A proven way of attracting great tenants into your property is to allow pets. Which makes sense considering that a large percentage of the population are pet lovers. Besides, by housing pets in your home, you can justifiably increase the rent and make extra income.
Having pets on the property, however, is not a light task. It adds on risk that your property will be damaged or in extreme cases can result in safety issues for your tenants.
So how can a landlord mitigate the risks when renting to tenants who have pets?
Establish a Pet Agreement Policy
Before you allow a pet owner to move into your rental, it is prudent to create and enforce a pet policy contract. The agreement will address specific pet related issues that the tenant must observe.
For instance, you can request that the lessee keeps the compound clean from animal poop, and free from pests like fleas and ticks. Additionally, you should state the repercussions in case the tenant violates these terms, the furry friend damages the property or harms another person on the premises.
Demand a Higher Rent
An exciting and rewarding way of protecting your property against pet damage is by charging additional rent. In Denver, you can charge anywhere from $15 to $30 for each pet, per month. Tenants will gladly part with that sum to ensure they continue staying with their four legged friend.
Besides, a pet owner is already accustomed to spending heavily on the pet for example on toys, vet shots and so on. Which means, the additional cost is something they would understand. You can also explain to them the reason for why you need to charge an additional amount for pets.
Request a Sizeable Security Deposit
The security deposit is your safeguard in the event the lease matures or ends prematurely. The law allows you to use those funds to offset any property damages or outstanding bills and payments that the tenant might owe.

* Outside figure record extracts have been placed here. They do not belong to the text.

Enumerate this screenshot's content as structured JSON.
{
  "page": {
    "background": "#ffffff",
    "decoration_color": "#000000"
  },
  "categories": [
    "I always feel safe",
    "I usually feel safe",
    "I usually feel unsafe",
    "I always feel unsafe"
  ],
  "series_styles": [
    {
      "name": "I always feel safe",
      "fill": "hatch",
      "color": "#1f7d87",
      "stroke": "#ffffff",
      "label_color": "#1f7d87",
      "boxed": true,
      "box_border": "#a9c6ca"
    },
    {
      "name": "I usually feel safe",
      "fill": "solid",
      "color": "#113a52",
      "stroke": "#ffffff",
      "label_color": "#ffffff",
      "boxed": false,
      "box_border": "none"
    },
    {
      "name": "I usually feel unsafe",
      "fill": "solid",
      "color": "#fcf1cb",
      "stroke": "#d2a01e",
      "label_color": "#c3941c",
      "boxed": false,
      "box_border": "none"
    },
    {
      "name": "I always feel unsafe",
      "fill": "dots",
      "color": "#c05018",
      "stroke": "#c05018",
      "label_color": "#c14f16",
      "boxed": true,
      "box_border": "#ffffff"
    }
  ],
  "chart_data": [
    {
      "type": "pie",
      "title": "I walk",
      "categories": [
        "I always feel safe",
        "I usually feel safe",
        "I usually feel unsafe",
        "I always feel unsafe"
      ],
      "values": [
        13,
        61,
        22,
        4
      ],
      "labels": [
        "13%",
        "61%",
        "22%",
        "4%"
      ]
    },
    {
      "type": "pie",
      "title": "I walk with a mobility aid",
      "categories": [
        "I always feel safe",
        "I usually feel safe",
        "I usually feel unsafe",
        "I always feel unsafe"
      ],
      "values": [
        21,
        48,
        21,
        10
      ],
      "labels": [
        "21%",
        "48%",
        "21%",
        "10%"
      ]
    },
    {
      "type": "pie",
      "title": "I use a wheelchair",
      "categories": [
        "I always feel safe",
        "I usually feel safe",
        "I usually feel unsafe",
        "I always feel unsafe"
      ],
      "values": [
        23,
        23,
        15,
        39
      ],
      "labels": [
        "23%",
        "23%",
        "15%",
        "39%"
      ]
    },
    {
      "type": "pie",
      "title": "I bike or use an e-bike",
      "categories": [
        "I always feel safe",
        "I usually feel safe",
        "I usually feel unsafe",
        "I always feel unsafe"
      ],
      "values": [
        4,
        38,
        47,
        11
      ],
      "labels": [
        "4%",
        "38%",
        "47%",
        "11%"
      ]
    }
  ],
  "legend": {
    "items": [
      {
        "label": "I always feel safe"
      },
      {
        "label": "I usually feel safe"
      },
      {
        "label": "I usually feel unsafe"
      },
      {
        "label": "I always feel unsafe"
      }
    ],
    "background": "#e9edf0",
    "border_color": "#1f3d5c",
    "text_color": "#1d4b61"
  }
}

Bearing in mind that the person renting your property has a dog, cat or any other suitable pet, you must demand enough security deposit to protect you against the perceived increased risk. Additionally, you could ask every tenant that owns a pet to pay extra for air duct and carpet cleaning services, to ensure that the property remains free from allergens and dander.
Assess the Pet’s Personality
Since the animal will be staying on your property, it makes sense for you to meet with it and see how it interacts. Doing so is important because it gives you a first-hand experience to witness how the animal behaves.
For instance, does it seem aggressive, wild, ferocious, and capable of inflicting harm? Or is it friendly, confident and gentle? When meeting with the pet, remember to capture a few shots of it, to serve as future reference points.
Make the Property Pet-Friendly
Renovating your property in readiness for the pet owner’s arrival is an excellent way of mitigating the risks associated with housing the animal.
Some of the modifications you could carry out include fencing off the home to ensure that the animal does not roam and soil other people’s yards. Similarly, you could replace your carpeted surfaces with floor boards and tiles, which are easy to clean. Such a move will make life convenient for your tenants, the neighbors and you since your investment will remain relatively safe.
Demand The Pet Be Neutered or Spayed
Another way of avoiding trouble and unnecessary legal suits is to only accept pets that have been neutered. Animals who have been neutered or spayed generally tend to be much calmer. They’ll have less testosterone in their system and be much less likely to roam the neighborhood in search of mates.
Male dogs, for instance, will not get involved in ego-driven fights to mark their territory or display improper behaviors like mounting. Females on their part, will be less likely to urinate and bleed all over your carpet or floors. In fact, the majority of dog bites involve dogs that have not been fixed.
Conduct Regular Property Inspections
Just because the tenant surrendered a significant amount of security deposit, you should not naively presume that the sum will cater for any subsequent pet damage or injury. You might be shocked when the occupant moves out, to discover that the cost of the damaged brought about by the pet is much more than the initial security deposit.
To avoid surprises, make it a habit of inspecting the property as regularly as possible to verify that everything is as it ought to be.
Obtain a Landlord Insurance Cover
Even though a majority of Denver underwriters have Landlord Insurance policies, most of them do not cover property damage resulting from domestic animals. Adding on this cover is important. It will shield you from accidental damage caused by someone renting your property, rental income loss, as well as potential legal liabilities.
Just because pets run the risk of causing significant damage to your property, it does not mean that you should turn away a pet owner. After all, if you follow these guidelines you can adequately mitigate the risks of renting to tenants with pets.